How sustainable development is changing the industry
Efforts towards a more sustainable future of shipping have intensified in recent years, both in legislation and in the order books of cargo carriers. 2023 is the first year ships must collect and report emissions data under new IMO (International Maritime Organization) regulations.
In 2024.This data will be used to evaluate ships in order to determine where non-operational ships must be repaired or are inactive.This new reporting and assessment framework represents the IMO’s latest regulatory innovations. The new framework aims to achieve an overall goal of reducing the carbon footprint of all ships by 40 percent by 2030 compared to the 2008 baseline.
This change in the industry is also reflected in the new ship order book, with more sustainable dual-fuel vessels making up an increasing proportion of new orders. Dual-fuel engines can run on both traditional fuel sources and more sustainable forms of energy, such as LNG, preparing carriers to move away from traditional fossil fuels.
CSSC (China State Shipbuilding Corporation) reported that 31.6% of ships completed in 2022 were multi-fuel ships. The share of dual-fuel orders is expected to continue to grow in 2023 and will continue to grow exponentially in the future as carriers look for more economical fuel sources.
Biofuels also offer the industry a unique opportunity for a more sustainable future. Some biofuels produced from biomass, such as dimethyl ether, can “drop in” and replace existing fuel sources without the need for extensive engine modifications.
Therefore, they can be considered the most readily available low-emission fuel option. However, they are significantly more expensive than traditional sources.
Although biofuels can be considered an expensive alternative to traditional fuel sources and require investment, carriers cannot be forced to make adjustments and bear the costs.
Creating a more sustainable future requires industry-wide action. In addition to drivers, ports, manufacturers, and shippers also support this investment in a greener future.
Economic challenges are on the horizon.
Global economic forecasts for 2023 are grim and present a major challenge. Going forward, demand will be the main factor in the supply chain. As long as the economy remains subdued, importers will keep orders low.
The circumstances leading to the drop in demand are complex, so some predictions should be taken lightly.
Given the current level of demand, orders are unlikely to increase until at least the second quarter of 2023, depending on the specific industry and region.
As economic instability continues, labour disputes affecting shipping have increased. In 2022, ports were affected by 38 labour disputes, more than four times the level of 2021. These strikes often cause massive disruptions, delays in deliveries, and congestion.
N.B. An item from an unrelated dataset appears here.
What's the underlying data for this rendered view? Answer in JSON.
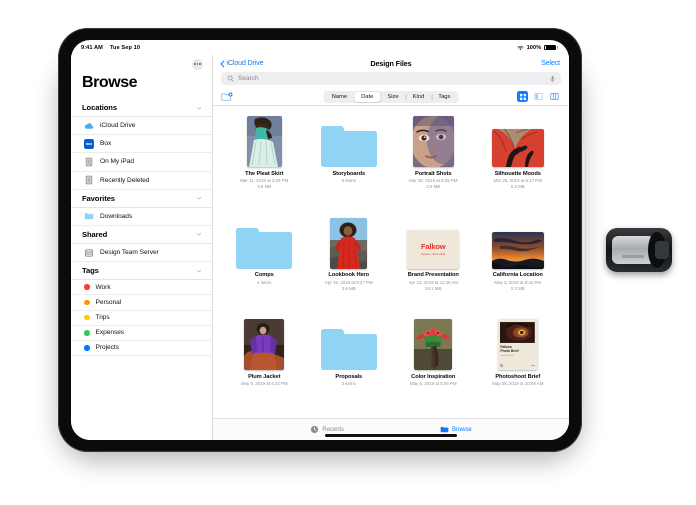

As economic forecasts for next year are slow, the risk of further effects of labour measures in 2023 is high.
The Role of Digitization in 2023
Along with supplier capacity management, sustainability, and efficiency efforts, the role of supply chain technology is likely to increase in 2023.
The 2022 disruptions highlight the importance of adopting new technologies in shipping, including:
Monitoring and anticipating disruptions to improve supply chain resilience
The use of real-time data improves the accuracy of the forecast and better plans the use of the ship.
Implement purchase order management to better measure arrival times for certain products and reduce origination delay times.
Scope 3 emissions reporting and analysis to ensure compliance with recognised standards such as the GHG Protocol and ISO 17025
These tools not only affect how you manage your supply chain but also how you work with partners, especially carriers.
A better partner—the carrier of choice—can build value-based relationships based on accurate information and measurable service levels.
This is also a key factor when the economic situation improves and storage begins. Engaging with technology can increase flexibility.
2022 has been a turbulent year for shipping, and uncertainty is expected to continue.